I was approached by David Berglas, (who was then the Magic Circle President), and he asked me if I would like to become involved in the creation of a permanent Houdini exhibit at the new Magic Circle headquarters in Central London, The Centre for the Magic Arts.

I of course said "Yes" and we met to discuss the possibilities.

David had previously been approached by a design student, Andrew White, for some suggestions for a University design project with a Magical theme. David suggested he build a half scale model of Houdini's famous Water Torture Cell. Eventually the project was completed, Andrew got his good grades, and David purchased the model for future use in the Houdini exhibit.

The model had been kept in a London warehouse for about six years, until David and myself carefully unwrapped it. It was in two packages. One contained the model of the Torture Cell, a fiberglass Houdini and an aquarium water pump for the rising bubbles. The other, very heavy package, contained the inner glass tank, which slid in front of the Houdini model, to give the impression of him being submerged.

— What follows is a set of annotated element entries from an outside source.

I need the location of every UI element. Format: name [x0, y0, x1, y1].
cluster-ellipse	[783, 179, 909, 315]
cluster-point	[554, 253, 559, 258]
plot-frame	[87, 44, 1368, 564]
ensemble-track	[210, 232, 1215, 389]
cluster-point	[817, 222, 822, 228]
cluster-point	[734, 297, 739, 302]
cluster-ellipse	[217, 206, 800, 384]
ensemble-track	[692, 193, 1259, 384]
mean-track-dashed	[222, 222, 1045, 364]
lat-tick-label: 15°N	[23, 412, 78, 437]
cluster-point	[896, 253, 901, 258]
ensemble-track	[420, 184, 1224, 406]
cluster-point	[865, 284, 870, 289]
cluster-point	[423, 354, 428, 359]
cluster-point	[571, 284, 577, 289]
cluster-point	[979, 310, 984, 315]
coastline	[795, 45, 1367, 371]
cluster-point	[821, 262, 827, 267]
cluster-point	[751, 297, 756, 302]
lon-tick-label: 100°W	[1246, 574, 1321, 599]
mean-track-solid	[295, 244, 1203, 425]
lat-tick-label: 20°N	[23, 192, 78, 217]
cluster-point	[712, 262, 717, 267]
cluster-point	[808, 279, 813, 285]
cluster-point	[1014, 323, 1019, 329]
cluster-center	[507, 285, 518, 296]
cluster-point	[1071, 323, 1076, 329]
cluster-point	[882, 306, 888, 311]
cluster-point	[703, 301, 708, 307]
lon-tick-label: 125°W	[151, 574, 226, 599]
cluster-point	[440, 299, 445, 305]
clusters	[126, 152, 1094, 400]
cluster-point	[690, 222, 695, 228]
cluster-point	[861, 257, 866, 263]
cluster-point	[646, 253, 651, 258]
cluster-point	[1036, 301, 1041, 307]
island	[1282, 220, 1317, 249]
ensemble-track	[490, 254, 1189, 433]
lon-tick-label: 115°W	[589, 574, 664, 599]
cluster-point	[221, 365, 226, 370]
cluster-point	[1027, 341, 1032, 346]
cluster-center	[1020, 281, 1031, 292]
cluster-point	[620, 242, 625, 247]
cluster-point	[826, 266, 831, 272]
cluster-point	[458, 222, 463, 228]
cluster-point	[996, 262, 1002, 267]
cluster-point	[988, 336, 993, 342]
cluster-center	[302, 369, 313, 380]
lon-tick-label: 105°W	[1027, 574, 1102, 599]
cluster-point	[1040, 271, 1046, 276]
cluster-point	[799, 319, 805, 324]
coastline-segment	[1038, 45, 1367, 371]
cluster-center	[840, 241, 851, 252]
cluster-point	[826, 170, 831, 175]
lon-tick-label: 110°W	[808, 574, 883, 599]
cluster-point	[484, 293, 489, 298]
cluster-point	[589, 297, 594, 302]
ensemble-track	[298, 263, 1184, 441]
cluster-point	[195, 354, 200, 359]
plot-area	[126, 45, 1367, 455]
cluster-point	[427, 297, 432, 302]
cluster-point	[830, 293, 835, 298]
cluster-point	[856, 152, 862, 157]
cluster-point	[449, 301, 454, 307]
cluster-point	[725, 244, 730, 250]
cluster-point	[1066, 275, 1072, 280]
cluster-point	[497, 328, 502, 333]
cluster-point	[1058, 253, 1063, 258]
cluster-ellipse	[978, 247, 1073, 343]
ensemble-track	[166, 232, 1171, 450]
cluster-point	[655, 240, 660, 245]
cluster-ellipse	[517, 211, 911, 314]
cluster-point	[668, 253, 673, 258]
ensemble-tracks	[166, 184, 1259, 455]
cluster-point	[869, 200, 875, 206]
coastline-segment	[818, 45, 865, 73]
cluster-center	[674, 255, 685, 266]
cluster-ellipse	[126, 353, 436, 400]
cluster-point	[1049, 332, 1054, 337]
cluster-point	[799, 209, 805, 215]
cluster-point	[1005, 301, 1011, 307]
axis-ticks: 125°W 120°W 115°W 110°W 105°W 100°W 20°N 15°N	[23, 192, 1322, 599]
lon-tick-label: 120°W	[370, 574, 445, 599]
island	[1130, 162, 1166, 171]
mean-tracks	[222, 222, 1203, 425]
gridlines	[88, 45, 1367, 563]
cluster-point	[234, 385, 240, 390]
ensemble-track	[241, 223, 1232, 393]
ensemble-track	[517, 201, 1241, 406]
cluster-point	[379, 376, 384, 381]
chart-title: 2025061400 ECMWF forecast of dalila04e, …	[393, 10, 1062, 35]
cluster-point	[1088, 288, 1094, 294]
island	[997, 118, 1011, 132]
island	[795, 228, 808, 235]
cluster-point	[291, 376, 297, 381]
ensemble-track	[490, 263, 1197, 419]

After we assembled it in the warehouse, we remarked on how good a model it was. All the metalwork looked authentic, and the fiberglass Houdini was very lifelike. We decided that it would be nice to animate the feet on top of the Cell, and if possible, illuminate the inside with colour changing lights.

The whole thing was re-packaged and transported to my workshop in Northampton. My first task was to design and build some device to animate the feet. This took three weeks! I had about 4 prototypes, made with plastic and wood from a model supplies shop, until I was happy with the operation. I then built the final unit from good quality brass, with an industrial electric motor and specially made offset cam, to give the feet their erratic movement. The whole device was fitted into the top of the Cell, and operated with a 12 volt power supply.

Next the internal lighting. This was designed and built by a local company, Coe-Tech, who normally design and build theatrical lighting. In fact they supplied all the special effect lighting for the last Batman movie. A new design of fiber optic cable was fed into 4 holes at top and bottom of the Torture Cell. The 8 ends of cable all terminated into the front of a custom built projector with colour changing wheel (green and blue). This projector was built into a plinth on which the whole model stood. A timer device was installed which not only started the lighting sequence, but also controlled the pump which supplied the bubbles, through clear plastic tubes, and of course, the moving feet.

The whole thing was assembled, the glass tank filled with water and the power switched on. It all worked first time!

During our planning, I mentioned to David that I had a copy of the recording of Houdini's voice taken from a wax cylinder. A friend designed and built a digital recording device so that we could play back the recording any time we wanted to. David purchased this device, and to make it seem authentic in the exhibit, he also purchased a replica Edison Phonograph.

We were ready to take everything to the Magic Circle and set up the display. I made some display panels using old handcuffs and keys, and together with a few posters and photographs, we had quite a full cabinet.

Apart from the Water Torture Cell, the cabinet contained an original strait-jacket, used by Tony Curtis in the famous "Houdini" movie. This had been in the Magic Circle's collection for many years, and was now ready for display.

David and myself arranged the exhibits, alongside an unusual painting of Houdini hanging from the jib of a crane, painted by a local artist.

The whole exhibit is now in place, and getting some very good responses from all who experience it. Recently, all the display cabinets in the building were auctioned for sponsorship, and the Houdini exhibit is now sponsored by Jim Marshall, head of the Marshall Amplification Company, whose name can be seen on the equipment of many rock stars around the world.

This exhibit, the brainchild of David Berglas is now complete, and without his financial assistance and guidance, would never have been possible.

I am honoured and proud to have been a part of it.